The objective of this software is to ensure implementations of VC-2 use a sufficient number of bits in their arithmetic to avoid integer wrap-around or saturation errors. The examples below show the effects of insufficient bit depth in a real VC-2 codec:
Though the Discrete Wavelet Transform (DWT) underlying VC-2 is linear, the integer arithmetic and quantisation make VC-2 a non-linear filter. Computing the worst-case signal ranges for non-linear filters is not practical in general. Instead, as discussed in Related work, implementers typically resort to either wasteful over-allocation of bits or error-prone empirical testing to determine the number of bits required.
This software uses Affine Arithmetic (AA), as described in Computing signal bounds with Affine Arithmetic, to find hard upper-bounds on signal ranges. While AA-based bounds are guaranteed not to under-estimate the true signal range, they typically over-estimate the true signal range.
The magnitude of the over-estimates produced by AA is strongly related to the magnitude of the non-linearity in the filter. In an analysis filter, for example, the only non-linearities arise from rounding errors which tend to be small, making the AA over-estimate small as well. Quantisation, however, can introduce substantial errors and so, post-quantisation, AA tends to produce fairly large over-estimates. This effect is quantified in Quantisation and affine arithmetic.
In Refining worst-case quantisation error bounds, a refinement to the way the worst-case bounds of VC-2’s quantiser are calculated is presented, reducing the over-estimates produced by AA.

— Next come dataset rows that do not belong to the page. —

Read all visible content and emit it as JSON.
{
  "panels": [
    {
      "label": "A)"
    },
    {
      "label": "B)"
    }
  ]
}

Since AA produces large over-estimates, this software also attempts to generate synthetic test patterns which elicit realistic, near-worst-case signal values. These test signals are generated by an original heuristic described in Test pattern generation. These test patterns have been found to produce significantly larger signal values than natural images or random noise in practice in experiments described in Experimental results.